EDWARD.

Brindis por el hombre que aprendió a ver más allá de todas las cosas

Con voluntad y un sueño partiste,
dejando atrás Colombia y sus costumbres,
rumbo a una España que te sonaba
como esas canciones que te cantaba tu madre,
cuando juntos escuchabais el despertar
de las verdes montañas tras las ventanas.

Te tocó crecer de prisa,
porque las necesidades no esperan
y el hambre no entiende de etiquetas.
De muy joven te cayeron responsabilidades
que exigían una voz firme en un mundo de prejuicios,
de hombres mayores que solo veían a un niño dando órdenes.
Pero tú no dabas órdenes:
creabas orden donde solo había caos.

Conociste a tu mujer como quien recibe
una sonrisa del destino,
un regalo que todavía no veías,
pero que ya te había encontrado.

Y cuando llegaste a esa nueva tierra,
encontraste las calles vacías,
sin música,
sin vecinos compartiendo un plato,
sin risas.
Solo el silencio denso de los comienzos.

Viviste tu propio calvario,
que te enseñó a ser más justo,
más valiente,
más cauto.
Una fuerza invisible te guiaba entonces,
y aún te guarda.

Pasaste hambre.
Sufriste desengaños.
Pero no te derrumbaste:
seguías luchando.
Contra las mentiras,
contra los idiotas,
contra la injusticia,
contra esas miradas que te recordaban
que eras un extranjero.

Las superaste todas.

Encontraste a Carlos:
el padre que nunca tuviste,
un referente que hoy sigues honrando.

Nació tu primer hijo, Jonathan,
y si las lágrimas hablaran,
contarían la alegría pura
de quien descubre el milagro de ser padre.
Ya no erais dos, sino tres,
y ese amor te hizo más humano.

Tuviste que domar tu carácter —
ese fuego que, según soplara el viento,
levantaba una voz o un puño.
Y quien lo recibió, aún lo recuerda.
Pero dentro de ti late la fuerza
de quien ha vivido a pulso,
de quien eligió ser justo,
no vacío.
En ti hay furia, sí,
pero también justicia y encanto.
Te entiendo.
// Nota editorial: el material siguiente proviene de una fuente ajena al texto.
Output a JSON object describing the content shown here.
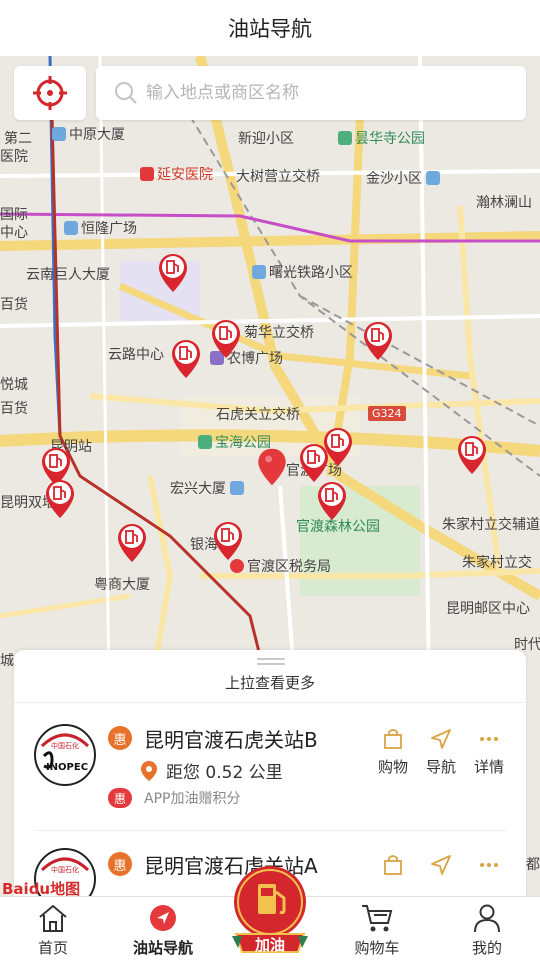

Me reconozco en ti.

Hoy celebras más de cuarenta años de vida,
de batallas ganadas y perdidas,
todas con lecciones grabadas en el alma.

Y yo, que entré en tu vida casi sin querer,
escuchando, conociéndote,
y finalmente confiando ciegamente en tu palabra,
soy testigo del hombre que eres — y del que serás:
ese viejito alegre y campechano,
de sonrisa fácil y corazón grande,
que ama más de lo que llora,
y al que aprendí a querer.

Por muchos años de aventuras nuevas,
por las alegrías que te reconfortan,
por tu paz y la de los tuyos,
alzo hoy esta copa
para brindar por el hombre que aprendió a ver más allá de todas las cosas.